Foram olhando fortemente nos olhos a procura de militares e estrangeiros… Quando viram os representantes da igreja, fizeram uma vênia, seguido de um sinal da cruz… Fizeram algumas perguntas… Olharam para mim… Disseram algo em umbundo e puseram-se a rir (mas tarde vim saber por um tradutor lá mesmo no autocarro que um queria me levar para usar como mulher e o outro disse que eu era tão magra que parecia doente).

Feita a vistoria avançaram para o motorista, que, obedientemente desceu, foi ao porta-bagagem e entregou um saco de açúcar, uma caixa de óleo, um saco de peixe seco e uma caixa que eu não sabia de que era.

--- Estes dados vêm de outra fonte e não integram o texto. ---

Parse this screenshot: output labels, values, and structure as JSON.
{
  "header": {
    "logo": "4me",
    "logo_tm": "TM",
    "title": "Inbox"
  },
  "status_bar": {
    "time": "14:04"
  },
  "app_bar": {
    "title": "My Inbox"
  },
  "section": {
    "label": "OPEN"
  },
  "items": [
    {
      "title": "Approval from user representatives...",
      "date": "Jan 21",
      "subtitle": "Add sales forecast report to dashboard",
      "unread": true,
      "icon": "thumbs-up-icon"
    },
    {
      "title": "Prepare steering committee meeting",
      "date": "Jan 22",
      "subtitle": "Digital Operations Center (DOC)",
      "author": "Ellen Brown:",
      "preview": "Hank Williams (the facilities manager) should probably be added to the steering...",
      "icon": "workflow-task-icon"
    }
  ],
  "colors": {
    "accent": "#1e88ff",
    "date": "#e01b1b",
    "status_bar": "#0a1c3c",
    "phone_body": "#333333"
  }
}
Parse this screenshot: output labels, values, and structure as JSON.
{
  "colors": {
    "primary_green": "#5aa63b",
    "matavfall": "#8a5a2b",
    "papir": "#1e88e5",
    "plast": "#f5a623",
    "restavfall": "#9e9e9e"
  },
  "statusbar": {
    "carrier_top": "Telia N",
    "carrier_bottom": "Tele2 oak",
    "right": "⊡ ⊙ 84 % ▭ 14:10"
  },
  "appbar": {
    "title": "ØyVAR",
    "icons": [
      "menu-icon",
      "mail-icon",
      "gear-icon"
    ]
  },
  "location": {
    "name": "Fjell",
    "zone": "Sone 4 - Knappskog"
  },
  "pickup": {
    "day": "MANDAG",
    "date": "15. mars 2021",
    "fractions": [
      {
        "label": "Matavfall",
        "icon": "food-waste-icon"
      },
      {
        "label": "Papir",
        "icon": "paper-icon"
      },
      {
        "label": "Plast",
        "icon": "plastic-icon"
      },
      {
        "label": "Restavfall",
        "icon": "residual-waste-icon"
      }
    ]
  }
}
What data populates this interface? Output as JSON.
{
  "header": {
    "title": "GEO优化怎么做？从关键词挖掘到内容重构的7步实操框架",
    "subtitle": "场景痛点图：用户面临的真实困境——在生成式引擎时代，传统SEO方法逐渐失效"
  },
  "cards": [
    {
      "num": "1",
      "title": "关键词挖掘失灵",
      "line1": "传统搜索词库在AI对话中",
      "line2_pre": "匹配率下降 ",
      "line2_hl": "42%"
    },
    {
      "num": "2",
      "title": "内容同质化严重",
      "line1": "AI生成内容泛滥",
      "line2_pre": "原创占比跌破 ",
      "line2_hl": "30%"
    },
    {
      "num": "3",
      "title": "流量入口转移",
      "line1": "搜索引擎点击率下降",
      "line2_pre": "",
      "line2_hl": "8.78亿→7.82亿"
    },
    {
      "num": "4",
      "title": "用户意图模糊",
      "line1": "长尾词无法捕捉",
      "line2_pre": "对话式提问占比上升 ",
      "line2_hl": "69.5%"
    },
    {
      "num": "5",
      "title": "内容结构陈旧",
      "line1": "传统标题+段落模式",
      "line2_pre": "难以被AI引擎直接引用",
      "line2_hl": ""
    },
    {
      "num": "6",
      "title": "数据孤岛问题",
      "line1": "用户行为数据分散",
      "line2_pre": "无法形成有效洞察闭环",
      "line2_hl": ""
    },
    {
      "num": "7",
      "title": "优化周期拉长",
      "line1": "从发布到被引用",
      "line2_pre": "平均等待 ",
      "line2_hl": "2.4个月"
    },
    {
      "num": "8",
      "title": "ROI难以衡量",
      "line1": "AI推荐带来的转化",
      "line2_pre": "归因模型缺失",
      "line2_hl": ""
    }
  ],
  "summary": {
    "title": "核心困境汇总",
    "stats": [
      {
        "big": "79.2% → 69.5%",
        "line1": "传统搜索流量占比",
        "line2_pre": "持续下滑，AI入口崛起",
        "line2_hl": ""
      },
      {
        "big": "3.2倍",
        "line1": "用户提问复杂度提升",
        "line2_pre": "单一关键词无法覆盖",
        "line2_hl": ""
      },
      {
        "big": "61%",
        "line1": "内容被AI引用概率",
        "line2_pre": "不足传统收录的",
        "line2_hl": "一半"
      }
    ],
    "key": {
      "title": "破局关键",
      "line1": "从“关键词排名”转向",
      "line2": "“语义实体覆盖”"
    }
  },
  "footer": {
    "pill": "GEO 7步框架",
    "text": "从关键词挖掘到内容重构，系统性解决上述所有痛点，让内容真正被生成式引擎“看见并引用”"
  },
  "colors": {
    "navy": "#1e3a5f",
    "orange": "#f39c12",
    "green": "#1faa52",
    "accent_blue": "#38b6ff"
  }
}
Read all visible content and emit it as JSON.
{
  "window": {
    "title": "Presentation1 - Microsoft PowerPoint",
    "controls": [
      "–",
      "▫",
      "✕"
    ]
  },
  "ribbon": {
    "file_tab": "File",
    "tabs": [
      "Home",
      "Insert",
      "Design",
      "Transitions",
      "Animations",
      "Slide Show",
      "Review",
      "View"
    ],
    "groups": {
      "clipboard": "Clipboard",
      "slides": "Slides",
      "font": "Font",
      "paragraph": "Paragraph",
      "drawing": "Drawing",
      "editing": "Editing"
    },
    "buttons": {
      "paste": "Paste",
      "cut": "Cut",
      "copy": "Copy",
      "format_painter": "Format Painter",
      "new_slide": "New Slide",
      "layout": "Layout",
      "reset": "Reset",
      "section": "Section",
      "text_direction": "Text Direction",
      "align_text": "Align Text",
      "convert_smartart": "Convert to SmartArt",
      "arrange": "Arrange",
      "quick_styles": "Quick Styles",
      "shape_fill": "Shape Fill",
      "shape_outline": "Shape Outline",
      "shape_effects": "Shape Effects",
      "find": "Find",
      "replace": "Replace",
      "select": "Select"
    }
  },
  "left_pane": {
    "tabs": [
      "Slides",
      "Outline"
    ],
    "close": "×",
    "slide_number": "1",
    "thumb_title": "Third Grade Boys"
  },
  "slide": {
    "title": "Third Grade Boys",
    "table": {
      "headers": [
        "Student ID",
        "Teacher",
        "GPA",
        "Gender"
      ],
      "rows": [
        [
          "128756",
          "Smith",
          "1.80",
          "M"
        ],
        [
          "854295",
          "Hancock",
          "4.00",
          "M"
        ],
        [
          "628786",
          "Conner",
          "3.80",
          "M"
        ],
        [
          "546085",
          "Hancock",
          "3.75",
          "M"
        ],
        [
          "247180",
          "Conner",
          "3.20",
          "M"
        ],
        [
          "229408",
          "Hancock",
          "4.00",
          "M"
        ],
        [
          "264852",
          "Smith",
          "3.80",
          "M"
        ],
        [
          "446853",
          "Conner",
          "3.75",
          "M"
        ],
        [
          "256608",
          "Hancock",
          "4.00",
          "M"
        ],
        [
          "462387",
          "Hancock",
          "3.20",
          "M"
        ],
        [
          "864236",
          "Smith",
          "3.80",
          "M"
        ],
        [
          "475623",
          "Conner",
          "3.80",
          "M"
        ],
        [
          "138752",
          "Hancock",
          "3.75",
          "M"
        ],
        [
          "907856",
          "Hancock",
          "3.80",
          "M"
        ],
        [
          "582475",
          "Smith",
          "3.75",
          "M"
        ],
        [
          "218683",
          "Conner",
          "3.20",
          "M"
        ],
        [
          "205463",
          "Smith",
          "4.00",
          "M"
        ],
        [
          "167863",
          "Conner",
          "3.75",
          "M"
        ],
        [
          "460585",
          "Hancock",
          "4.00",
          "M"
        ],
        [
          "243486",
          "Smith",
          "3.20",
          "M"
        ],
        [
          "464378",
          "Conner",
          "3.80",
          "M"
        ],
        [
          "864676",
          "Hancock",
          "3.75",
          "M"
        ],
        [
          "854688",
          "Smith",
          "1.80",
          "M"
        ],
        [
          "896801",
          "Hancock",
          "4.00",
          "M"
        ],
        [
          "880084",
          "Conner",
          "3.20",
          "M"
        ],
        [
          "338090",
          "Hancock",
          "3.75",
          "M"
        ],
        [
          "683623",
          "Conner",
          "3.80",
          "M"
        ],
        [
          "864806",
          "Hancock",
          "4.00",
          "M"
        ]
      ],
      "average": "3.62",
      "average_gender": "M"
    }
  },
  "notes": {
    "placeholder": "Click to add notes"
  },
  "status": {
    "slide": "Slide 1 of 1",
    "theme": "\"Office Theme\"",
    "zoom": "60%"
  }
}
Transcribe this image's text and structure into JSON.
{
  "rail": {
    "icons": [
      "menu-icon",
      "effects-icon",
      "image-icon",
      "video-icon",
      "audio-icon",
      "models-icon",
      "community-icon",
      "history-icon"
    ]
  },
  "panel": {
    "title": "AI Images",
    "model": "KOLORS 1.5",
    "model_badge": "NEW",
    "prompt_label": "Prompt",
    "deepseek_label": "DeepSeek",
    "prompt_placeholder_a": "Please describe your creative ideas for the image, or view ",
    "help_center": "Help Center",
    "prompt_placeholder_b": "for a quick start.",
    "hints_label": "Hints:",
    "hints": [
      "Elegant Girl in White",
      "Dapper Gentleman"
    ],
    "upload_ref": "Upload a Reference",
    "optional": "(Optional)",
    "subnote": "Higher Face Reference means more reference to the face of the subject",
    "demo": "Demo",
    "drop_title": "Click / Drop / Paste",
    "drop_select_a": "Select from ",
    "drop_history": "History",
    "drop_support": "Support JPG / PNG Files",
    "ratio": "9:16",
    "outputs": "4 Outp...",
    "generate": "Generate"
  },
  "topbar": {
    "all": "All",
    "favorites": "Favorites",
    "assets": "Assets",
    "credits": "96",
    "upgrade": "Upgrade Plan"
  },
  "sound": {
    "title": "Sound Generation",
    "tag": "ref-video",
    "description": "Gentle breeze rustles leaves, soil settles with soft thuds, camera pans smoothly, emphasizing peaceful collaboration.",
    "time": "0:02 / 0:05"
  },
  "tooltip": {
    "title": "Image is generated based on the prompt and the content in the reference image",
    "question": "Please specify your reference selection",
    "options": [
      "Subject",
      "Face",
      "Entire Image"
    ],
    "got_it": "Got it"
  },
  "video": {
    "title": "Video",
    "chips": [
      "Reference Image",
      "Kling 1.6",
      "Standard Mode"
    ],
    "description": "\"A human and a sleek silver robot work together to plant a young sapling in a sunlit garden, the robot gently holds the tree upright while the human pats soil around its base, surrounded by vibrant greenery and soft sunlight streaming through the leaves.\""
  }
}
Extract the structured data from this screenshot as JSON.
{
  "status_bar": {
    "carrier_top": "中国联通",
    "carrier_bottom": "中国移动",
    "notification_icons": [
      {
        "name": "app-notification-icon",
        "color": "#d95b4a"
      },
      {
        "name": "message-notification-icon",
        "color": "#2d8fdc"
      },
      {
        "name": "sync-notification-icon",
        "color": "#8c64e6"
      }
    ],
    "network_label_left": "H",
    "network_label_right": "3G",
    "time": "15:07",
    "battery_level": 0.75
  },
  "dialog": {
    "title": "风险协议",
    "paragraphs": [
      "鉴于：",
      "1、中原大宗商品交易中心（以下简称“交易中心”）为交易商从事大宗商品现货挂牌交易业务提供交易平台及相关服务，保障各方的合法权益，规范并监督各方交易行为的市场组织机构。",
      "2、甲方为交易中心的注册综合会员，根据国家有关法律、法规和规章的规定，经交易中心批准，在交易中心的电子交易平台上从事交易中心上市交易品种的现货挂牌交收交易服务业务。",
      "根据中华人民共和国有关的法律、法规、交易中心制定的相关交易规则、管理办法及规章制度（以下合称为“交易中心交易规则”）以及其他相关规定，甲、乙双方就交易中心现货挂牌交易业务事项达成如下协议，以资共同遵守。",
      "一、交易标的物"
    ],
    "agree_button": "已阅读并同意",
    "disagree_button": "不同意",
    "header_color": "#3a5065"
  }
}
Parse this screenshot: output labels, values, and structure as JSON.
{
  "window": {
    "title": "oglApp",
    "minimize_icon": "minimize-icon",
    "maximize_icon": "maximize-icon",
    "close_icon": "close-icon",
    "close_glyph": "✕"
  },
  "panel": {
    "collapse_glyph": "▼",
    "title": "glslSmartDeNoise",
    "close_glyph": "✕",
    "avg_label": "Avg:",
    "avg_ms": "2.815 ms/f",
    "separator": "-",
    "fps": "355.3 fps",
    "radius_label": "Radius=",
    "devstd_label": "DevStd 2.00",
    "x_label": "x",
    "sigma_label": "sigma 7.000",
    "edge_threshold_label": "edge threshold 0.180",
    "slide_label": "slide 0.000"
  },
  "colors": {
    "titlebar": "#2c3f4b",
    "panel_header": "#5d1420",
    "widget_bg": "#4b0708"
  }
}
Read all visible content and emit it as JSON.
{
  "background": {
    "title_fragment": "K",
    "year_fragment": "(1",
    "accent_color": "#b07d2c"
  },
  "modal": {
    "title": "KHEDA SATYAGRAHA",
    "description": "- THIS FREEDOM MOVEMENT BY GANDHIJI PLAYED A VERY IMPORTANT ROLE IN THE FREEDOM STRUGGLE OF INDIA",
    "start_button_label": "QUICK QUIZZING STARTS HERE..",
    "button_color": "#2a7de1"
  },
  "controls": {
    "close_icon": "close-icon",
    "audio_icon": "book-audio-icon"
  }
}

E no dia seguinte soube pelo “Angola Combatente” que alguns autocarros tinham sido atacados, uns morreram, outros feridos e alguns capturados.

No outro dia no Lobito, enquanto dormia, ouvia rajadas que rasgavam a madrugada. Era insistentes e cada vez mais intensas e próximas. Ninguém gritava nem corria, eu tinha medo, mas não sabia onde fugir, pois vivia numa ilha com apenas uma entrada e saída. E pelo mar não era sequer uma opção. Liguei o rádio para ouvir alguma coisa sobre as rajada e nada.

Foi então que, como que por milagre adormeci e no dia seguinte descobri que eram fogos de artifício, lançado na festa de casamento de uma família abastada.

Passando algum tempo, vinha eu de uma festa de madrugada quando vi o horizonte da costa repleto de navios… Todos iluminados… Pareciam fixar na nossa direção, não sei se era o efeito do copo, parecia até canhões apontados para nós…

Foi então que alguém tocou meu ombro sorrindo e disse:  aqueles eram navios pesqueiros que atracavam muito perto da costa para fazer arrastão…Que vergonha!